The evil intent of Jesus’ enemies, the Pharisees, was to collaborate with their own enemies, the tax-supporting Herodians, to do their dirty work in putting a question to Jesus that would infuriate either the tax-paying national populace of the Jews or the governing Roman authorities. They thought His answer would surely make one of these two so angry that Jesus’ mouth would be stopped and His mission from His Father in Heaven aborted. Instead His wisdom so amazed them, they fled the field of battle, themselves silenced!

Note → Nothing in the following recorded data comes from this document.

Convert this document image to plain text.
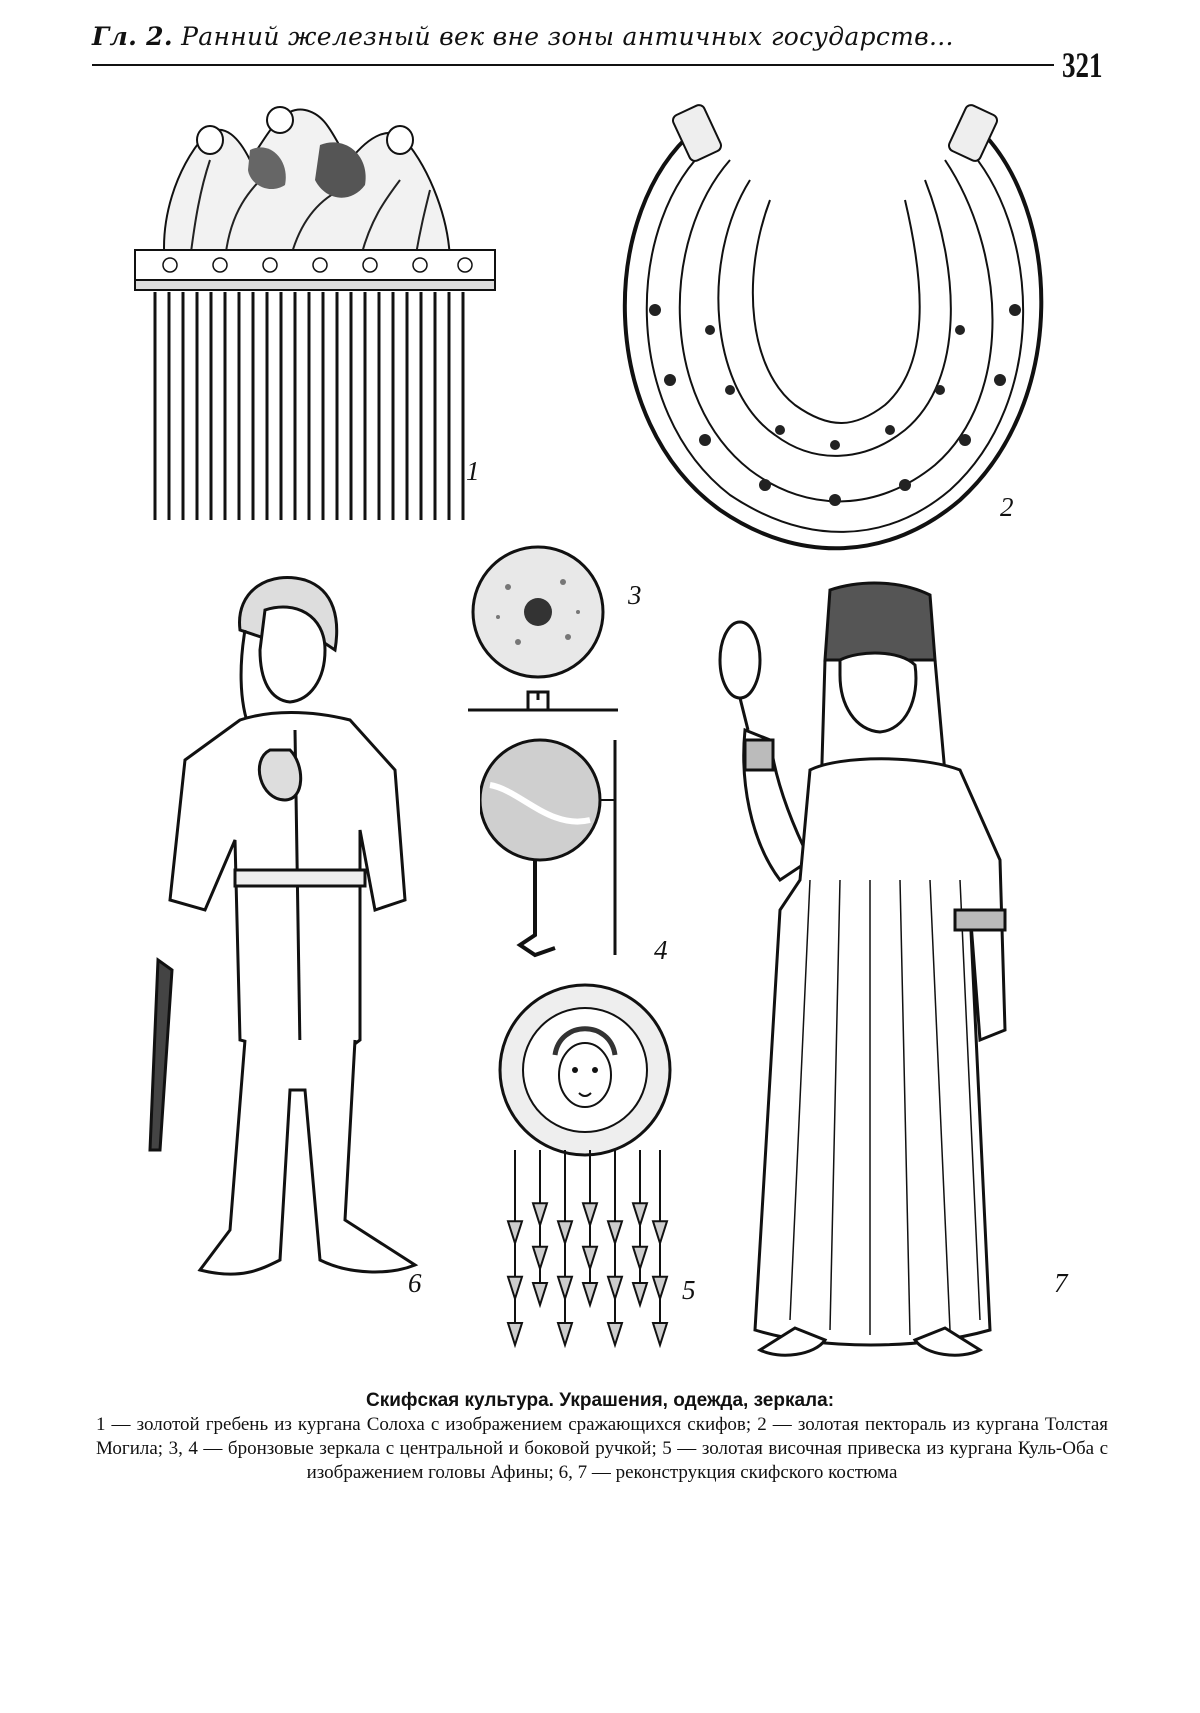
Гл. 2. Ранний железный век вне зоны античных государств...
321
1
2
3
4
5
6	7
Скифская культура. Украшения, одежда, зеркала:
1 — золотой гребень из кургана Солоха с изображением сражающихся скифов; 2 — золотая пектораль из кургана Толстая Могила; 3, 4 — бронзовые зеркала с центральной и боковой ручкой; 5 — золотая височная привеска из кургана Куль-Оба с изображением головы Афины; 6, 7 — реконструкция скифского костюма
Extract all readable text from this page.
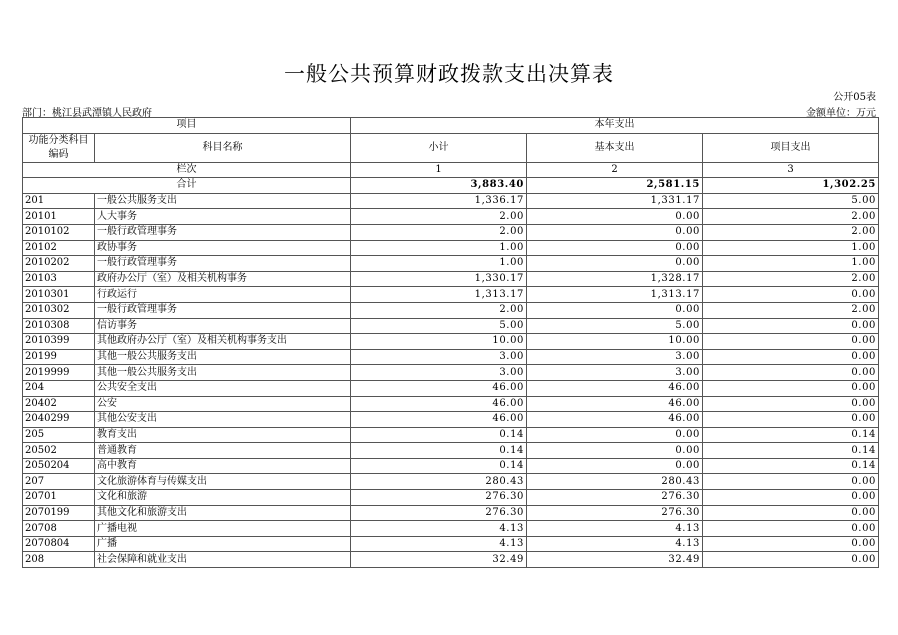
一般公共预算财政拨款支出决算表
公开05表
部门：桃江县武潭镇人民政府	金额单位：万元
项目		本年支出		
功能分类科目编码	科目名称	小计	基本支出	项目支出
栏次		1	2	3
合计		3,883.40	2,581.15	1,302.25
201	一般公共服务支出	1,336.17	1,331.17	5.00
20101	人大事务	2.00	0.00	2.00
2010102	一般行政管理事务	2.00	0.00	2.00
20102	政协事务	1.00	0.00	1.00
2010202	一般行政管理事务	1.00	0.00	1.00
20103	政府办公厅（室）及相关机构事务	1,330.17	1,328.17	2.00
2010301	行政运行	1,313.17	1,313.17	0.00
2010302	一般行政管理事务	2.00	0.00	2.00
2010308	信访事务	5.00	5.00	0.00
2010399	其他政府办公厅（室）及相关机构事务支出	10.00	10.00	0.00
20199	其他一般公共服务支出	3.00	3.00	0.00
2019999	其他一般公共服务支出	3.00	3.00	0.00
204	公共安全支出	46.00	46.00	0.00
20402	公安	46.00	46.00	0.00
2040299	其他公安支出	46.00	46.00	0.00
205	教育支出	0.14	0.00	0.14
20502	普通教育	0.14	0.00	0.14
2050204	高中教育	0.14	0.00	0.14
207	文化旅游体育与传媒支出	280.43	280.43	0.00
20701	文化和旅游	276.30	276.30	0.00
2070199	其他文化和旅游支出	276.30	276.30	0.00
20708	广播电视	4.13	4.13	0.00
2070804	广播	4.13	4.13	0.00
208	社会保障和就业支出	32.49	32.49	0.00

We also can be amazed by the wisdom of Jesus in quieting their tongues, and still miss the import of His words to our own sanctification. He desires that we not only hear what He says, in every instance, but express our love for Him through obedience. Tax collectors and taxes both were hated in His day, and we, being honest, grate under the “burden of paying taxes in our day. But what Jesus teaches us here is that the Christian faith is no enemy to civil government. Indeed, the government of Jesus’ day was far more odious than the one we live under in America today. The Jews under Roman rule had no voice concerning the rate of their taxes, or changing their government at the ballot box. Yet God raised up the authorities in their day just as He has the authorities in our day for the purposes of order and justice in the society. Jesus was aware of that and honored the government even though they became His unjust executioners.

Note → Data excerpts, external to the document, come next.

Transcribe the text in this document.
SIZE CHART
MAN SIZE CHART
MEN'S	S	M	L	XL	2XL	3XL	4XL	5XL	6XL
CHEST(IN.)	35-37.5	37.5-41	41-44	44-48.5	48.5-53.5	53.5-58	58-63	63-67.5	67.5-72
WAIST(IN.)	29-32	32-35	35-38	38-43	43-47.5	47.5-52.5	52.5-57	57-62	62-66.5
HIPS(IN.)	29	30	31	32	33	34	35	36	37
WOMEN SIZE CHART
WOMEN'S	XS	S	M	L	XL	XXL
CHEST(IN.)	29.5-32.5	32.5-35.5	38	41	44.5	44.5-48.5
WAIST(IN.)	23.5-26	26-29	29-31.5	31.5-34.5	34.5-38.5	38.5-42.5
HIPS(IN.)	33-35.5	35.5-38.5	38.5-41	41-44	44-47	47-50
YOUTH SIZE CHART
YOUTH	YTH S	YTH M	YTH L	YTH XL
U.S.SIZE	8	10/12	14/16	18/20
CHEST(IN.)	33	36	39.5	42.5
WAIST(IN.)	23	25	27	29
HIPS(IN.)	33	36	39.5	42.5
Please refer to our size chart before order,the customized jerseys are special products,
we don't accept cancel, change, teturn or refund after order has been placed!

He has given us in our day a privilege not enjoyed by every Christian in every age; the honor to say something about how we are taxed and who taxes us, as well as who rules over us. To not exercise that honor is a sin; not just idleness, not just oversight, not just ignorance; it is a willful sin. Give to Caesar (civil government), Jesus said, what is Caesar’s, and give to God what is God’s! Jesus tacitly admonished Caesar for putting an inscription on his coins falsely claiming his own divinity, in saying give to God what is God’s. We are to obey God rather than men when man’s rulings are disobedient to God’s expressed will. And we are to worship Him alone. But we are to obey the authorities over us (Romans 13) in all things that are not in direct disobedience to God and His Word. What we cannot do is exempt ourselves from voting. We are citizens of Heaven, but we are also citizens of our home country. It is our spiritual duty and precious privilege to exercise both responsibilities. We do not put purple ink on one of our fingers when we vote, but think when you vote of those who do, at the risk of their life, and value what you have with thanksgiving to God.
“Heavenly Father, help me in Your strength to give honor where honor is due, and live as one who is in submission to my Lord and Savior.